Open brianberns opened 1 year ago

brianberns commented 1 year ago

Seq.pick is a very useful function that applies a given "chooser" function to successive elements, returning the first x where the function returns Some x. By analogy, I think FsCheck should provide a similar function. Here's a simple implementation that demonstrates the idea:

let rec pick chooser gn =
    gen {
        let! value = gn
        match chooser value with
            | Some v -> return v
            | None -> return! pick chooser gn
    }
kurtschelfthout commented 1 year ago

Appreciate the idea @brianberns. I understand the utility of pick (combining transformation with filtering), but a few thoughts on the "cost" side of the equation.

Implementation wise, would something like Gen.map chooser >> Gen.filter Option.isSome >> Gen.map Option.get work? That seems relatively straightforward to implement.

The situation in FsCheck is a bit more complicated than for Seq - there are safeguards when doing any kind of filtering to make sure you don't lose time generating elements that don't pass the filter. I've been tripped by this plenty of times, so filtering in general is not encouraged in FsCheck. It's much better to create "good" elements by construction or transformation. Filtering of course has some utility, e.g. to filter out zeroes or single elements from a wide range, but certainly less utility than Seq.filter/pick.

Lastly, for Gen.filter there is the alternative Gen.tryFilter https://fscheck.github.io/FsCheck/reference/fscheck-gen.html#tryFilter to increase the size if a number of elements don't pass the filter. Do we need tryPick?

With all that (ease of implementation + likely problematic in common use cases + non-trivial API impact), do you still feel the added utility outweighs the cost?

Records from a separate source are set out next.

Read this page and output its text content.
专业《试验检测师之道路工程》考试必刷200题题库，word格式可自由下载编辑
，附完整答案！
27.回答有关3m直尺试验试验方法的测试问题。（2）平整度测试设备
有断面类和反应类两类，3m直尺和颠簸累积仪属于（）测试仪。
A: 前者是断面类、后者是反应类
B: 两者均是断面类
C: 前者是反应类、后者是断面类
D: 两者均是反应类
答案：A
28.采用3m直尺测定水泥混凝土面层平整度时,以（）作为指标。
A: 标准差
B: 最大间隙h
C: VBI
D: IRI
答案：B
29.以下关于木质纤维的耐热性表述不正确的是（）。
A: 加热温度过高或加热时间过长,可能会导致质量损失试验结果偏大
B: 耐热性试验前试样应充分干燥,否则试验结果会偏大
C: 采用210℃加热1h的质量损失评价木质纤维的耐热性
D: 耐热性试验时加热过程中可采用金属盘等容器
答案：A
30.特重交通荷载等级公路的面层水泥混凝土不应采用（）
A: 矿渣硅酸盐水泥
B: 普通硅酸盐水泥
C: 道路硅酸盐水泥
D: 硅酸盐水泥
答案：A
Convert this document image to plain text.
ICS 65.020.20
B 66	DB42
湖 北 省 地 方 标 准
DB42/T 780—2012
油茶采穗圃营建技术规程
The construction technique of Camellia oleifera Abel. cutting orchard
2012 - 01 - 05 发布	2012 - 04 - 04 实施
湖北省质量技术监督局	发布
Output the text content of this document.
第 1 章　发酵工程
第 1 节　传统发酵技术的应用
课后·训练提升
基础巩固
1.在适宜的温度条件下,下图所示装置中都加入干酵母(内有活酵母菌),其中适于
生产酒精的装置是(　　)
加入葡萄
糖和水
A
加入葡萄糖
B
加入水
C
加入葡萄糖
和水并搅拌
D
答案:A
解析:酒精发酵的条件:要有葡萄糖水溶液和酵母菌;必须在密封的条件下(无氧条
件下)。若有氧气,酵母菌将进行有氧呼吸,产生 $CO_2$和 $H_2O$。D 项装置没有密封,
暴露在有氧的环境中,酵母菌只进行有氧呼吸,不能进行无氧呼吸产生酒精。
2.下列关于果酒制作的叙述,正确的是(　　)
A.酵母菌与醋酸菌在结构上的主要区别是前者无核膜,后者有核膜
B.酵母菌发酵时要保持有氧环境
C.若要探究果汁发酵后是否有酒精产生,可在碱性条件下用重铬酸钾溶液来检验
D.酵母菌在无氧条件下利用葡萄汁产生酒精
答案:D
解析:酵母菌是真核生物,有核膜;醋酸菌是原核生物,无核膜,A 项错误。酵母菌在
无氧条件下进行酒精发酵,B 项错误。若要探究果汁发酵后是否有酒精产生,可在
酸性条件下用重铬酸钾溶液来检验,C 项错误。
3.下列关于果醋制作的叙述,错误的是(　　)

brianberns commented 1 year ago

Thank you for the thoughtful response.

Implementation wise, would something like Gen.map chooser >> Gen.filter Option.isSome >> Gen.map Option.get work?

I tend to avoid Option.get and repeated calls to map as code smells, but I don't have a strong opinion on this. As a user, I'm more interested in the API than the implementation.

filtering in general is not encouraged in FsCheck

I definitely agree with this. However, there are cases where it can't reasonably be avoided. In those cases, I think it makes sense to think of a generator as producing a stream of potential values, much like Seq.

Do we need tryPick?

Yes, if you decide to include pick in the API, then I think it makes sense to provide tryPick as well.

ploeh commented 1 year ago

I'm fairly agnostic about this suggestion, but tend to agree with @kurtschelfthout that filtering should be avoided in most cases. (And then there are some rare cases where it makes sense.)

filtering in general is not encouraged in FsCheck

I definitely agree with this. However, there are cases where it can't reasonably be avoided.

I tend to be curious when encountering claims like that. This may risk derailing the discussion, but would you mind sharing an example?

brianberns commented 1 year ago

Sure. I'm working on a compiler that does type inferencing, which relies on a unification algorithm. Two types can be unified if there is a substitution that can be applied to both types to make them equal. My unit test generates pairs of types that can be unified and then verifies that the substitution does indeed produce equal types. I don't know how to do this constructively (i.e. without filtering), but I'm certainly open to suggestions.

ploeh commented 1 year ago

That's what I get for asking 😅 That's not really in my wheelhouse, but in any case it's hard to suggest alternatives without code.